My Brothers and Sisters in Christ:

We have created our vision together. It gives us a common vista of hope for the Third Millennium. I am calling and challenging every Catholic in the Diocese to live our vision so that we transform three areas of life: the family, the neighborhood, and the larger society. This demands that we expand our understanding and experience of Church. Being Church is not only what happens in our parish communities, it is more. It means impacting our families, our neighborhoods and our society with the Good News of Jesus. This means that for every activity, project, and plan we make we must ask the questions: "Does this bring hope to people?" "Does this impact family, neighborhood, and society with the Gospel?" We are challenged and called to be church in the every day places of our lives.


Family is the basic unit of the Church where faith is transmitted. Realizing that family relationships shape the direction of one's life more than all other experiences, and that one's experience of God is directly related to one's experience of family, our parishes and faith communities must be committed to nurturing and supporting family life. Because the family provides a foundational experience of God, parishes must make meaningful connections between the reality of family life and the message of the Gospel. We continually seek to understand the diversity of family life, its development and stages, and the contemporary experience of the family.

We; as parishes and faith communities, will be family-focused. We accept the challenge to start with the current experience of families and to be flexible and creative in our ministry to and with families. Included in this challenge is a call to provide additional attention and pastoral care to the divorced, widowed, elderly, ill, homebound and those with special needs. We affirm our call to be parishes and faith communities committed to the importance of relationships with self, others, and God.


We are the body of Christ. Christ is revealed in the way we impact our neighbors, in the way we are involved in the life we share with others. We cannot isolate ourselves from the problems and issues affecting our neighbors.

In the next millennium, we will be a Church where families are actively involved in schools, social services, as well as health care, housing, and employment issues. As parishes, we are called to break the chains of parochialism by looking to the common good. We will deepen our connections and relationships with neighboring parishes and other faith communities that surround us.

We will be leaders in initiating and being actively involved in projects that build healthy neighborhoods, seeking to end violence through advocating, joining, and supporting civic events that promote justice.


Recognizing the joys and the hopes, the sorrows and the anxieties of our world, especially among the poor, we accept the call to be light for the world. We will bring Gospel values to society, sharing our hope with the un-churched and those who search for faith.

Our parishes will be committed to responding to people in need, helping those who are powerless, alienated, and without hope. We will be involved where we must, be it welfare reform, environmental issues, and issues that threaten life. We will reach out in support to those in crisis: both victims and perpetrators of violence, as well as persons suffering because of racism, and injustice of all kinds.

Sensitive to the global community, we embrace the gospel mandate to actively promote justice and peace through education and action. We will strengthen our commitment to issues of life, particularly for the unborn and for those who are dying, and work to protect persons at all stages of the life journey.
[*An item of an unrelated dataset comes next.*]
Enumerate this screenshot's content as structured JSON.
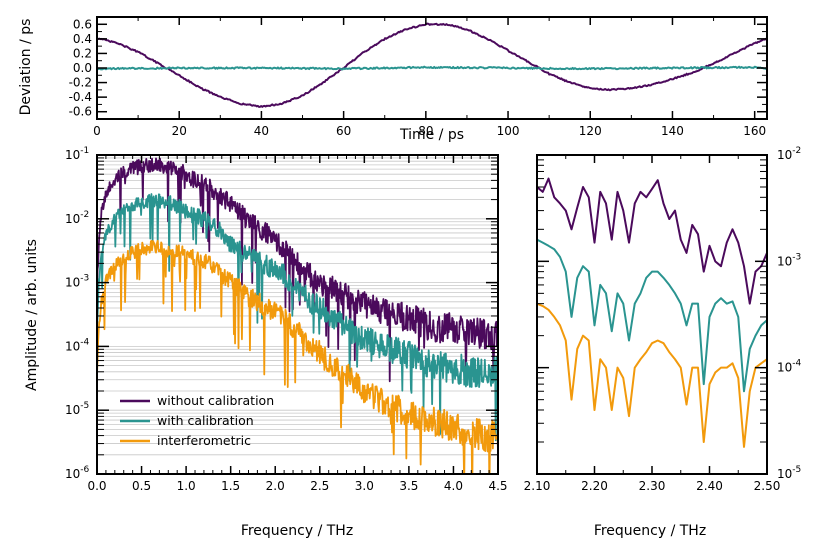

Through our active involvement with the issues of society, our actions will show a commitment to justice. We will work for systemic change, creating just policies and structures that promote the dignity and welfare of all people, especially the poor.

We are given a new opportunity to embrace the Creative Spirit of Pentecost. The gift of the Holy Spirit is the promise that we can be a new people, empowered with vision made hope.

I challenge you, my brothers and sisters, to choose life: to build bridges between cultures, and between the rich and the poor, to walk with persons who may have different views of the Church, to forge links between young and old, to reconcile past and present hurts, thus binding yourselves to the gospel of Jesus Christ.

Today marks a new beginning. It is a time of personal and communal conversion. It is an opportunity to search our hearts and our lives, risking to see what we have not yet seen in ourselves and others. It is a time to join with others, accomplishing what we have not yet done together.

All of us will be challenged to make difficult choices. Our mission is to impact the family, neighborhood, and society with hope. I ask every person, and old, every parish, every ethnic community, every base community, every ministry, every diocesan office, every consultative group and committee, to accept the responsibility and the challenge of implementing this vision of hope. The Lord entrusts us with the Good News...hope for the world. Our commitment is to bring it into the Third Millennium. "For I know well the plans I have in mind or you, says the Lord, plans for your welfare, not for woe! Plans to give you a future full of hope. " (Jer 29:11).